Watch/incremental: re-transpile changed modules, preserve source map continuity.
### Tests
- Golden tests: Python snippet → Nyash output diff, with normalization.
- Differential: run under CPython vs Nyash runtime for functional parity on a corpus (unit/property tests).
- Conformance: edge cases (scoping, descriptors, generators, exceptions) and evaluation order tests.
## Pitfalls & Remedies
### Evaluation order
Python's left-to-right arg eval, starred/unpacking, and kw conflict checks. Enforce by sequencing temps precisely before `py_call`.

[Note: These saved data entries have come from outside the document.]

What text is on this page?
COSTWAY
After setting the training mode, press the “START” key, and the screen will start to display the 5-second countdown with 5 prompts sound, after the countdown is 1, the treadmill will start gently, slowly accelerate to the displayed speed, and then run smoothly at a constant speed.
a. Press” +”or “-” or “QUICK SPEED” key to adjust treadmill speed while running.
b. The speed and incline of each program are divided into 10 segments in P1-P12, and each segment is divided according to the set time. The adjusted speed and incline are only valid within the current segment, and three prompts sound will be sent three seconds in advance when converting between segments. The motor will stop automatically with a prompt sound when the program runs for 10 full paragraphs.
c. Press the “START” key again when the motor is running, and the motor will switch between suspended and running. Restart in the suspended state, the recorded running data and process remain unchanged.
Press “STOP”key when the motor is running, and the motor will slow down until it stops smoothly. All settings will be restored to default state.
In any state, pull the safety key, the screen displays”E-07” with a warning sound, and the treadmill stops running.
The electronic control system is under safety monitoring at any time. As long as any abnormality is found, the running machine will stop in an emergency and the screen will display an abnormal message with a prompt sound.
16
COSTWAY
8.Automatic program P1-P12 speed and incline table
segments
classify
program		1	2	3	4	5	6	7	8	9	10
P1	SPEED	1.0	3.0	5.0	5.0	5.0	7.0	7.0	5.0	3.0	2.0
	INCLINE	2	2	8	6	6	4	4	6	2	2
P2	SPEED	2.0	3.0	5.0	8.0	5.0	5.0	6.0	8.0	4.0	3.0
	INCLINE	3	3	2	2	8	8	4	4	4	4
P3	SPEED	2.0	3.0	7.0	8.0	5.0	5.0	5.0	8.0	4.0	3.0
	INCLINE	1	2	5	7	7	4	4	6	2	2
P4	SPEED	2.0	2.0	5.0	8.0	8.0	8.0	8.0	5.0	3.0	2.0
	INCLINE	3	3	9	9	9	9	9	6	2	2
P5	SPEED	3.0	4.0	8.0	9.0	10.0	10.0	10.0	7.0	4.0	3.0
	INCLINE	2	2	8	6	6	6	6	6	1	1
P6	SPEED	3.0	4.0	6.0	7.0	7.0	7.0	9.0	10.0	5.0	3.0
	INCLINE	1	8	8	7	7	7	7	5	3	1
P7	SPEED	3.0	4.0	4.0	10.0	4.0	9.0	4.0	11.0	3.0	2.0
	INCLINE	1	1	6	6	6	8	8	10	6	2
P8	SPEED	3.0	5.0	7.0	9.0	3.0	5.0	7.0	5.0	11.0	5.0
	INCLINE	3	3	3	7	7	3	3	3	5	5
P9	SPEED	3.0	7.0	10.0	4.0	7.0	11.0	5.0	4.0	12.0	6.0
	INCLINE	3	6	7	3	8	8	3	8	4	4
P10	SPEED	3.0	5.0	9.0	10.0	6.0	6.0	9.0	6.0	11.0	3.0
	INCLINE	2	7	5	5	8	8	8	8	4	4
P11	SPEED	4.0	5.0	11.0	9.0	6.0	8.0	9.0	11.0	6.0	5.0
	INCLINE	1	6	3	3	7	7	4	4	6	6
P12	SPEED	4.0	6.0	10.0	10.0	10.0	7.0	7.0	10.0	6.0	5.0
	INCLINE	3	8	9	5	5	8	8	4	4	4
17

### Shadowing builtins/globals
Only specialize when proven not shadowed in any reachable scope. Provide `--strict-builtins` to disable specialization unless guaranteed.
### Identity vs equality
`is` is reference identity; avoid folding or substituting.
### Integer semantics
Python's bigints; ensure Nyash numeric layer matches or route to bigints in `py_*`.
## Future Extensibility
### Plugins
Pass manager with hooks (`before_lower`, `after_lower`, `on_node_<Type>`). Allow project-local rewrites and macros, with access to symbol/type info.
### Custom rules
DSL for pattern→rewrite with predicates (types, purity), e.g., rewrite `dataclass` patterns to Nyash records.
### Multi-language
Keeping the Nyash script as a stable contract invites other frontends (e.g., a subset of JS/TypeScript or Lua) to target Nyash; keep `py_*` separate from language-agnostic intrinsics to avoid contamination.
### Gradual migration
As Nyash grows Pythonic libraries, progressively replace `py_*` with native Nyash idioms; keep a compatibility layer for mixed projects.
## Concrete Translation Sketches
### Attribute
```python
a.b
```
```nyash
py_getattr(a, "b")
```
### Call
```python
f(x, y=1, *as, **kw)
```
```nyash
py_call(f, [x], {"y":1}, as, kw)
```
### If
```python
if a and b:
```
```nyash
let _t=py_truthy(a); if _t { if py_truthy(b) { ... } }
```
### For/else
```python
for x in xs:
if cond:
break
else:
else_block
```
```nyash
let _it = py_iter(xs);
let _broken=false;
loop {
let _n = py_next(_it) catch StopIteration { break };
x = _n;
...
if cond { _broken=true; break }
}
if !_broken { else_block }
```
### With
Evaluate mgr, call `__enter__`, bind val; try body; on exception, call `__exit__(type,e,tb)` and suppress if returns true; finally call `__exit__(None,None,None)` when no exception.
### Decorators
```nyash
let f = <def>;
f = decoN(...(deco1(f)));
name = f
```
## Why Nyash Script First
- **Debuggability**: Human-readable Nyash is easier to inspect, diff, and map errors to; source maps stay small and precise.
- **Optimization leverage**: Nyash compiler/MIR can keep improving independently; your Python frontend benefits automatically.
- **Ecosystem fit**: Generates idiomatic Nyash that other tools (formatters, linters, analyzers) can understand; fosters a consistent DX.